Personale/docenti: graduatorie

#condanna #svista #pena #decadenza #casellario #graduatoria #sentenza #continuazione #divenire #sospensione
Domanda
A seguito di un controllo a campione sulle domande di inserimento nelle graduatorie di istituto, risulta che un docente con contratto a tempo determinato ha omesso di dichiarare una seconda condanna penale.
In particolare, nella domanda di iscrizione alle graduatorie del 2019 il docente si limita a dichiarare di aver riportato condanna penale ai sensi dell’art. 110, 648 bis c.p. in data xx/xx/14, pena sospesa, mentre dal casellario giudiziale risulta anche una seconda condanna.
Il certificato del casellario giudiziale riporta infatti:
- una prima sentenza del xx/xx/2014 (artt. 110, 648 bis c.p.) riferibile a fatti avvenuti in epoca anteriore e prossima al 21/04/2010, divenuta irrevocabile il xx/xx/2015, con sospensione condizionale della pena,
- una seconda sentenza del xx/xx/2016 in applicazione della pena su richiesta delle parti per artt. 110 e 640 c.p., riferibile a fatti avvenuti il 20 e 21/4/2010, divenuta irrevocabile il xx/xx/2016, con pena aggiunta in continuazione alla prima e sospensione condizionale della pena.

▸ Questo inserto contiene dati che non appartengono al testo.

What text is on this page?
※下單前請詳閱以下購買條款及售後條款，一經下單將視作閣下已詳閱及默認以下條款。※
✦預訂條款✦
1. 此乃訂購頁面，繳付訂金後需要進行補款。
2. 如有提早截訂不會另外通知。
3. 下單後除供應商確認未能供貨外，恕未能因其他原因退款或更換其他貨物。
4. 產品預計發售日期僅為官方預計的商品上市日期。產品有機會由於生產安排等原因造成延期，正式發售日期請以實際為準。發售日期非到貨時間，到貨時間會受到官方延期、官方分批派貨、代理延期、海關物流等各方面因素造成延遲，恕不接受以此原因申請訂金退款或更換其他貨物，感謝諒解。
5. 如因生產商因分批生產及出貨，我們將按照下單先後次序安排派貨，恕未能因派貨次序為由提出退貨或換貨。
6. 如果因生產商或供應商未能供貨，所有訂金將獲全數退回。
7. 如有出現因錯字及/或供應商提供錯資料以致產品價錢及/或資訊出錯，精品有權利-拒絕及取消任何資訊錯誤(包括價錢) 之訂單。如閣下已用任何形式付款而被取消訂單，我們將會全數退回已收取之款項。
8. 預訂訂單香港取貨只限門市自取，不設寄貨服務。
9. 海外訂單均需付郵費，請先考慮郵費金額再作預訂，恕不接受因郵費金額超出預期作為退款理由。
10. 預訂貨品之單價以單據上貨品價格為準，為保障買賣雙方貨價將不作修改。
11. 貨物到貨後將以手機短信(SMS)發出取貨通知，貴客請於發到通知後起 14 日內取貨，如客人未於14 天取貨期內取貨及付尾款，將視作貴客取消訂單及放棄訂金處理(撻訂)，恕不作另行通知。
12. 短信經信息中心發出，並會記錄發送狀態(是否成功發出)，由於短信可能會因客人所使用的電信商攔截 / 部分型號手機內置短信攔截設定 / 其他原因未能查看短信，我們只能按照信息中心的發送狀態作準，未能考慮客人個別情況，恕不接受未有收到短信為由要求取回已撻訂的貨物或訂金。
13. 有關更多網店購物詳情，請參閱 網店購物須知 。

Questa seconda sentenza, che pare riferibile agli stessi fatti e la cui condanna si aggiunge alla prima, non è stata quindi indicata dal docente nella domanda di inserimento nelle graduatorie in forza della quale egli ha ottenuto l’attuale contratto a termine.
Sembrerebbe una svista dell’insegnante, forse dovuta alla circostanza che pare trattarsi degli stessi fatti. L’indicazione di questa seconda condanna non avrebbe infatti interferito con l’assegnazione dell’incarico. Cioè non si trova motivo per cui, indicata una prima condanna, il docente non avrebbe dovuto indicare anche la seconda, che non avrebbe modificato la sua situazione in relazione a future assunzioni.
Al di là della doverosa segnalazione all’autorità giudiziaria, ci si chiede se, in questo caso, la decadenza dal beneficio prevista dall’art. 75 DPR 445/2000 vada applicata automaticamente come atto dovuto a prescindere dalla sussistenza di una mala fede del soggetto, ovvero dalla presenza di dolo o colpa e a prescindere anche dalla rilevanza della dichiarazione nel conseguimento del beneficio (assunzione).
In caso affermativo quale procedura si deve seguire per la comminazione della decadenza?
E’ percorribile, in alternativa, la via dell’apertura del procedimento disciplinare come previsto dall’art. 55 quater, lett. d) del D. Lgs. 165/2001? E in tal caso è possibile poi sospendere il procedimento disciplinare in attesa delle risultanze di quello penale?
Nell’ipotesi di procedimento disciplinare come bisogna calcolare i termini entro i quali aprirlo? 30 giorni dalla rilevazione dell’irregolarità nella dichiarazione?
Ringraziando sin da ora per il cortese riscontro, porgiamo cordiali saluti.